Entrepreneur - - By Chris Beasley

Profiting Without Frequently Updated Content

Someone asked me today if I thought it was possible to run a successful website that does not get updated frequently. My answer: absolutely!

There are many types of content sites out there, discounting blogs and forums the two most common types are what I call web magazines, or ezines, and reference or resource sites.

SitePoint is a web magazine, they have a large amount of repeat visitors that come expecting new content, like this blog post. On SitePoint’s homepage you’ll find recent content getting the most exposure, this is because that is what visitors want to see, the new content, because chances are they’ve read the old content before.

Now I tend to run reference sites, as I find them to be easier. Wilderness-Survival.net is one of my reference sites and it has been around for about 5 years. If you visit it you will see that there is no real featured content, no recent content to speak of. Instead the content is organized like an encyclopedia or other reference book (hence the term reference site). In fact this site hasn’t had a content update since it was originally launched 5 years ago.

So, what type of site is better for you? It really depends on the topic and your own personal abilities. If you know a lot about the topic your site is about and you can write articles on a regular basis (you won’t be able to get authors to write for you, like SitePoint does, when your site is new) then you could try to go the magazine route.

If, however, you don’t know a lot about the topic then you might consider the reference route. Reference sites still need a lot of content, in fact they tend to have more content than all but the oldest ezine sites, but they also need to launch with all or most of their content already written, so it is a lot of work at first, but then hardly any work at all.

Now personally, when I was in Army ROTC (Reserve Officer Training Corps, a college program for prospective military officers) I took this wilderness survival class and that is what gave me the idea for my site. So I’m not completely ignorant on the topic, I am interested in it and have read at least one book, but I am far from qualified to write weekly on it. I also don’t know if I’m qualified enough to moderate a forum on it which is the only reason that site has not yet gotten a forum… but more on that later. So, the choice was clear, I should make a reference site. If it had been a topic I felt more comfortable writing about I might have made a magazine site.

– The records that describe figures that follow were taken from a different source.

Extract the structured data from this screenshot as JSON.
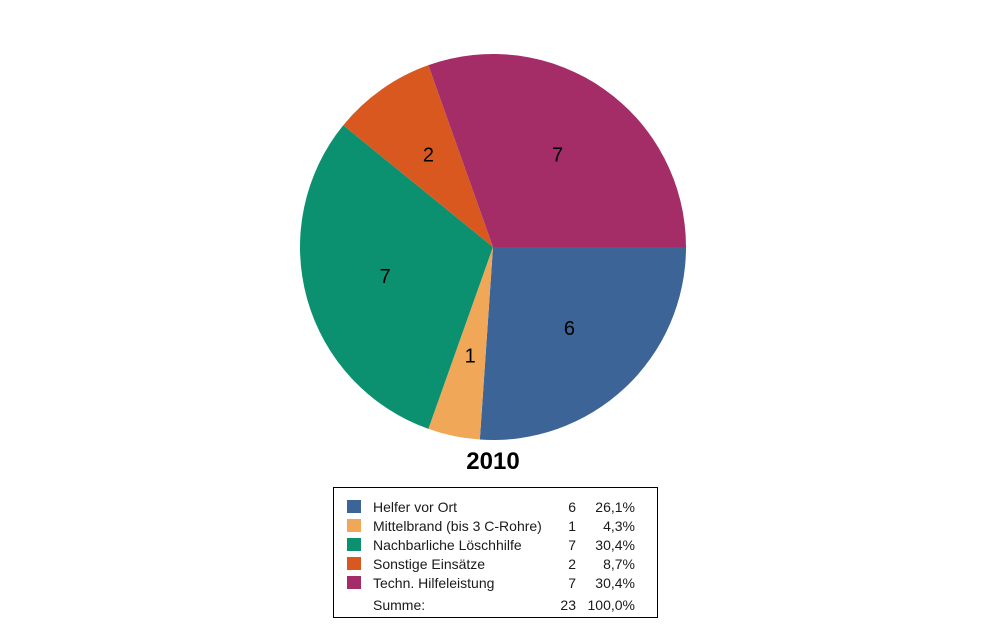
{
  "chart_data": {
    "type": "pie",
    "title": "2010",
    "start_angle_deg": 0,
    "direction": "clockwise",
    "total": 23,
    "legend_position": "bottom",
    "slices": [
      {
        "label": "Helfer vor Ort",
        "value": 6,
        "percent": "26,1%",
        "color": "#3C6497"
      },
      {
        "label": "Mittelbrand (bis 3 C-Rohre)",
        "value": 1,
        "percent": "4,3%",
        "color": "#F0A858"
      },
      {
        "label": "Nachbarliche Löschhilfe",
        "value": 7,
        "percent": "30,4%",
        "color": "#0C9170"
      },
      {
        "label": "Sonstige Einsätze",
        "value": 2,
        "percent": "8,7%",
        "color": "#D8581F"
      },
      {
        "label": "Techn. Hilfeleistung",
        "value": 7,
        "percent": "30,4%",
        "color": "#A42D68"
      }
    ],
    "summary": {
      "label": "Summe:",
      "value": "23",
      "percent": "100,0%"
    }
  }
}
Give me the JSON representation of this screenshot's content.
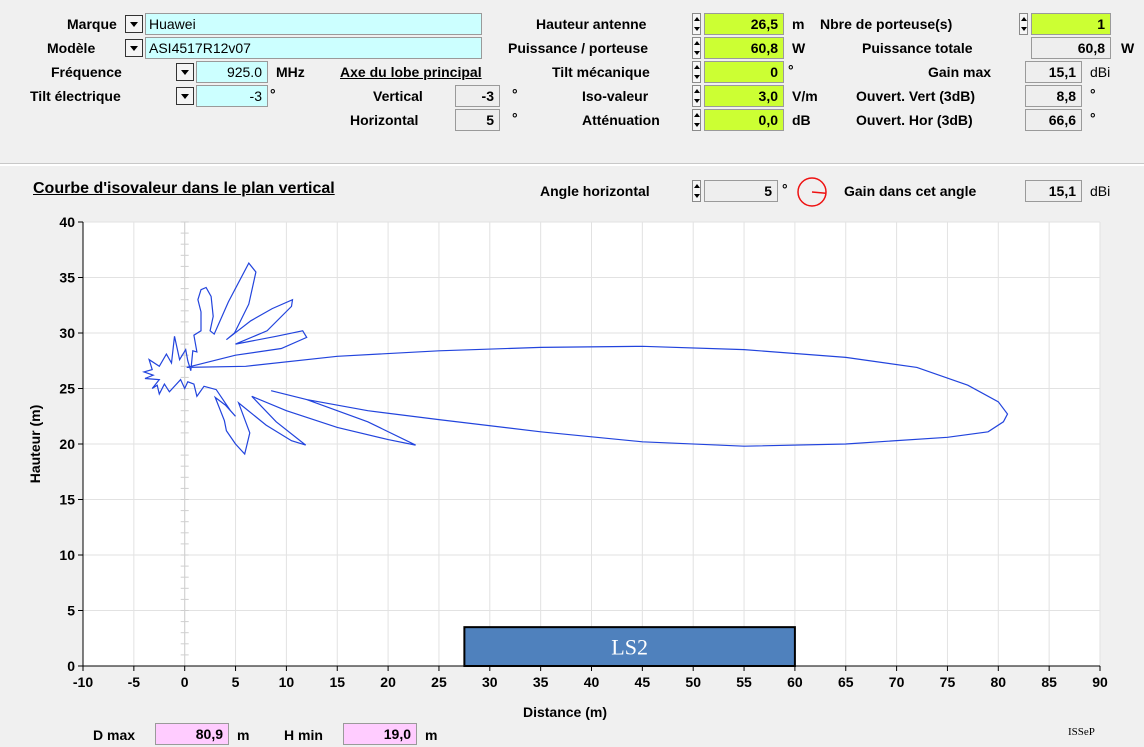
{
  "antenna": {
    "marque_label": "Marque",
    "marque_value": "Huawei",
    "modele_label": "Modèle",
    "modele_value": "ASI4517R12v07",
    "frequence_label": "Fréquence",
    "frequence_value": "925.0",
    "frequence_unit": "MHz",
    "tilt_elec_label": "Tilt électrique",
    "tilt_elec_value": "-3",
    "tilt_elec_unit": "°"
  },
  "lobe": {
    "title": "Axe du lobe principal",
    "vertical_label": "Vertical",
    "vertical_value": "-3",
    "vertical_unit": "°",
    "horizontal_label": "Horizontal",
    "horizontal_value": "5",
    "horizontal_unit": "°"
  },
  "params": {
    "hauteur_label": "Hauteur antenne",
    "hauteur_value": "26,5",
    "hauteur_unit": "m",
    "puissance_label": "Puissance / porteuse",
    "puissance_value": "60,8",
    "puissance_unit": "W",
    "tilt_meca_label": "Tilt mécanique",
    "tilt_meca_value": "0",
    "tilt_meca_unit": "°",
    "iso_label": "Iso-valeur",
    "iso_value": "3,0",
    "iso_unit": "V/m",
    "att_label": "Atténuation",
    "att_value": "0,0",
    "att_unit": "dB"
  },
  "results": {
    "nbre_label": "Nbre de porteuse(s)",
    "nbre_value": "1",
    "ptot_label": "Puissance totale",
    "ptot_value": "60,8",
    "ptot_unit": "W",
    "gain_label": "Gain max",
    "gain_value": "15,1",
    "gain_unit": "dBi",
    "ov_label": "Ouvert. Vert (3dB)",
    "ov_value": "8,8",
    "ov_unit": "°",
    "oh_label": "Ouvert. Hor (3dB)",
    "oh_value": "66,6",
    "oh_unit": "°"
  },
  "plot_header": {
    "title": "Courbe d'isovaleur dans le plan vertical",
    "angle_label": "Angle horizontal",
    "angle_value": "5",
    "angle_unit": "°",
    "gain_angle_label": "Gain dans cet angle",
    "gain_angle_value": "15,1",
    "gain_angle_unit": "dBi"
  },
  "footer": {
    "dmax_label": "D max",
    "dmax_value": "80,9",
    "dmax_unit": "m",
    "hmin_label": "H min",
    "hmin_value": "19,0",
    "hmin_unit": "m",
    "credit": "ISSeP"
  },
  "colors": {
    "curve": "#2244dd",
    "box": "#4f81bd",
    "angle_circle": "#ee1111"
  },
  "chart_data": {
    "type": "line",
    "xlabel": "Distance (m)",
    "ylabel": "Hauteur (m)",
    "xlim": [
      -10,
      90
    ],
    "ylim": [
      0,
      40
    ],
    "xticks": [
      -10,
      -5,
      0,
      5,
      10,
      15,
      20,
      25,
      30,
      35,
      40,
      45,
      50,
      55,
      60,
      65,
      70,
      75,
      80,
      85,
      90
    ],
    "yticks": [
      0,
      5,
      10,
      15,
      20,
      25,
      30,
      35,
      40
    ],
    "grid": true,
    "annotation_box": {
      "label": "LS2",
      "x_range": [
        27.5,
        60
      ],
      "y_range": [
        0,
        3.5
      ]
    },
    "series": [
      {
        "values": [
          [
            0.2,
            26.9
          ],
          [
            6,
            27.0
          ],
          [
            15,
            27.9
          ],
          [
            25,
            28.4
          ],
          [
            35,
            28.7
          ],
          [
            45,
            28.8
          ],
          [
            55,
            28.5
          ],
          [
            65,
            27.8
          ],
          [
            72,
            26.9
          ],
          [
            77,
            25.3
          ],
          [
            80,
            23.8
          ],
          [
            80.9,
            22.7
          ],
          [
            80.5,
            22.0
          ],
          [
            79,
            21.1
          ],
          [
            75,
            20.6
          ],
          [
            65,
            20.0
          ],
          [
            55,
            19.8
          ],
          [
            45,
            20.2
          ],
          [
            35,
            21.1
          ],
          [
            25,
            22.2
          ],
          [
            18,
            23.0
          ],
          [
            12,
            24.0
          ],
          [
            8.5,
            24.8
          ],
          [
            12,
            24.0
          ],
          [
            18,
            22.0
          ],
          [
            22.7,
            19.9
          ],
          [
            20,
            20.4
          ],
          [
            15,
            21.5
          ],
          [
            10,
            23.0
          ],
          [
            6.6,
            24.3
          ],
          [
            9,
            22.0
          ],
          [
            11.9,
            19.9
          ],
          [
            10.5,
            20.3
          ],
          [
            8,
            21.7
          ],
          [
            5.3,
            23.7
          ],
          [
            6.4,
            21.0
          ],
          [
            5.9,
            19.1
          ],
          [
            5.0,
            20.0
          ],
          [
            4.1,
            21.2
          ],
          [
            3.9,
            22.1
          ],
          [
            3.0,
            24.2
          ],
          [
            4.0,
            23.5
          ],
          [
            5.0,
            22.5
          ],
          [
            4.5,
            23.0
          ],
          [
            3.1,
            24.9
          ],
          [
            1.9,
            25.2
          ],
          [
            1.2,
            24.3
          ],
          [
            0.9,
            25.4
          ],
          [
            0.3,
            25.6
          ],
          [
            0,
            25.0
          ],
          [
            -0.4,
            25.8
          ],
          [
            -1.5,
            24.7
          ],
          [
            -2.0,
            25.4
          ],
          [
            -2.5,
            24.5
          ],
          [
            -2.7,
            25.3
          ],
          [
            -3.2,
            25.0
          ],
          [
            -2.5,
            25.8
          ],
          [
            -3.9,
            25.9
          ],
          [
            -3.1,
            26.2
          ],
          [
            -4.0,
            26.5
          ],
          [
            -3.2,
            26.7
          ],
          [
            -3.5,
            27.6
          ],
          [
            -2.5,
            27.0
          ],
          [
            -1.8,
            28.1
          ],
          [
            -1.3,
            27.3
          ],
          [
            -1.0,
            29.7
          ],
          [
            -0.5,
            27.6
          ],
          [
            0.1,
            28.5
          ],
          [
            0.3,
            27.5
          ],
          [
            0.6,
            26.6
          ],
          [
            0.8,
            28.4
          ],
          [
            1.2,
            28.3
          ],
          [
            0.9,
            29.8
          ],
          [
            1.6,
            30.2
          ],
          [
            1.6,
            31.9
          ],
          [
            1.3,
            33.0
          ],
          [
            1.6,
            33.9
          ],
          [
            2.1,
            34.1
          ],
          [
            2.6,
            33.3
          ],
          [
            2.8,
            31.5
          ],
          [
            2.5,
            30.2
          ],
          [
            2.9,
            29.9
          ],
          [
            4.3,
            32.8
          ],
          [
            6.3,
            36.3
          ],
          [
            7.0,
            35.5
          ],
          [
            6.3,
            32.6
          ],
          [
            4.9,
            30.0
          ],
          [
            4.1,
            29.4
          ],
          [
            6.5,
            31.1
          ],
          [
            8.6,
            32.2
          ],
          [
            10.6,
            33.0
          ],
          [
            10.5,
            32.4
          ],
          [
            8.1,
            30.2
          ],
          [
            5.0,
            29.0
          ],
          [
            9.0,
            29.7
          ],
          [
            11.6,
            30.2
          ],
          [
            12.0,
            29.6
          ],
          [
            9.5,
            28.6
          ],
          [
            5.0,
            28.0
          ],
          [
            0.2,
            26.9
          ]
        ]
      }
    ]
  }
}
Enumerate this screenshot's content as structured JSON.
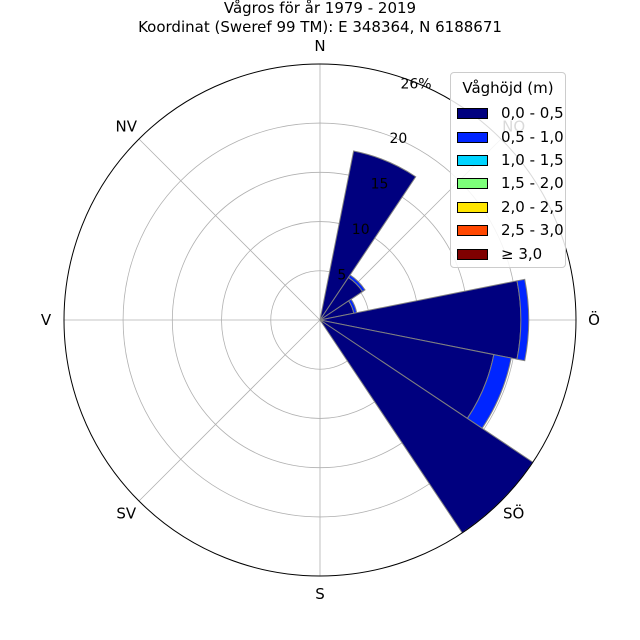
{
  "title": "Vågros för år 1979 - 2019",
  "subtitle": "Koordinat (Sweref 99 TM): E 348364, N 6188671",
  "legend": {
    "title": "Våghöjd (m)",
    "items": [
      {
        "label": "0,0 - 0,5",
        "color": "#00007f"
      },
      {
        "label": "0,5 - 1,0",
        "color": "#0025ff"
      },
      {
        "label": "1,0 - 1,5",
        "color": "#00d4ff"
      },
      {
        "label": "1,5 - 2,0",
        "color": "#7dff7a"
      },
      {
        "label": "2,0 - 2,5",
        "color": "#ffe500"
      },
      {
        "label": "2,5 - 3,0",
        "color": "#ff4700"
      },
      {
        "label": "≥ 3,0",
        "color": "#7f0000"
      }
    ]
  },
  "chart_data": {
    "type": "polar-bar",
    "title": "Vågros för år 1979 - 2019",
    "subtitle": "Koordinat (Sweref 99 TM): E 348364, N 6188671",
    "rmax": 26,
    "rticks": [
      5,
      10,
      15,
      20
    ],
    "rmax_label": "26%",
    "direction_labels": [
      "N",
      "NO",
      "Ö",
      "SÖ",
      "S",
      "SV",
      "V",
      "NV"
    ],
    "sector_width_deg": 22.5,
    "series_names": [
      "0,0 - 0,5",
      "0,5 - 1,0",
      "1,0 - 1,5",
      "1,5 - 2,0",
      "2,0 - 2,5",
      "2,5 - 3,0",
      "≥ 3,0"
    ],
    "sectors": [
      {
        "direction_deg": 22.5,
        "values": [
          17.5,
          0,
          0,
          0,
          0,
          0,
          0
        ]
      },
      {
        "direction_deg": 45,
        "values": [
          5.2,
          0.3,
          0,
          0,
          0,
          0,
          0
        ]
      },
      {
        "direction_deg": 67.5,
        "values": [
          3.5,
          0.3,
          0,
          0,
          0,
          0,
          0
        ]
      },
      {
        "direction_deg": 90,
        "values": [
          20.4,
          0.8,
          0,
          0,
          0,
          0,
          0
        ]
      },
      {
        "direction_deg": 112.5,
        "values": [
          18.0,
          1.8,
          0,
          0,
          0,
          0,
          0
        ]
      },
      {
        "direction_deg": 135,
        "values": [
          26.0,
          0,
          0,
          0,
          0,
          0,
          0
        ]
      }
    ]
  }
}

Some people wonder though if you can still be successful without updated content? Well, as I said at the start of this post, absolutely. There are issues you should be concerned with though. The fact is that you will not get as much repeat visitors as a reference site as a magazine site gets, unless you have a huge library of content such that no person could realistically read it all, or read it all without multiple return visits anyways. However, with a billion Internet users out there, there should always been new visitors that can provide enough traffic for a profit.

Another issue, this one in favor of reference sites, is that without the requirement of regular fresh content pressing down on you, you can focus more heavily on a single area of content, and this can result in tremendous popularity. For instance you might not have the resources to make a general topic webmaster help site like SitePoint. If you want to make a new site in this field it’d be better to specialize, so you pick a new technology like AJAX and decide to focus on that. AJAX is limited in scope, and while you might be able to provide regular content for awhile eventually it might get redundant. So instead of a magazine format you could adopt a reference format and instead try to cover AJAX in an encyclopedic scope, more or less a programming reference book turned into a website. With this type of format, the reference format, people do not judge your site on fresh content, but rather the depth of your library, so even if you don’t update it regularly you could become the go to site for information on AJAX.

Then of course there is the whole workload issue, with most of my reference sites all I do is cash checks, this gives me free time to make new sites. It’s really quite convenient.

You could also try to get the best of both worlds and implement a forum in conjunction with a reference site. You can even go further and do heavy content & forum integration by showing related forum threads at the bottom of articles or content categories. This way your site always has freshly updated content, but you’re not the one writing it. All you have to do is moderate and even that duty can be passed along to a trusted community member eventually.

So, don’t think you need to a regularly updated site to be successful, so long as you promote it and it has enough content that people find it useful then you can make money no matter how often you update it.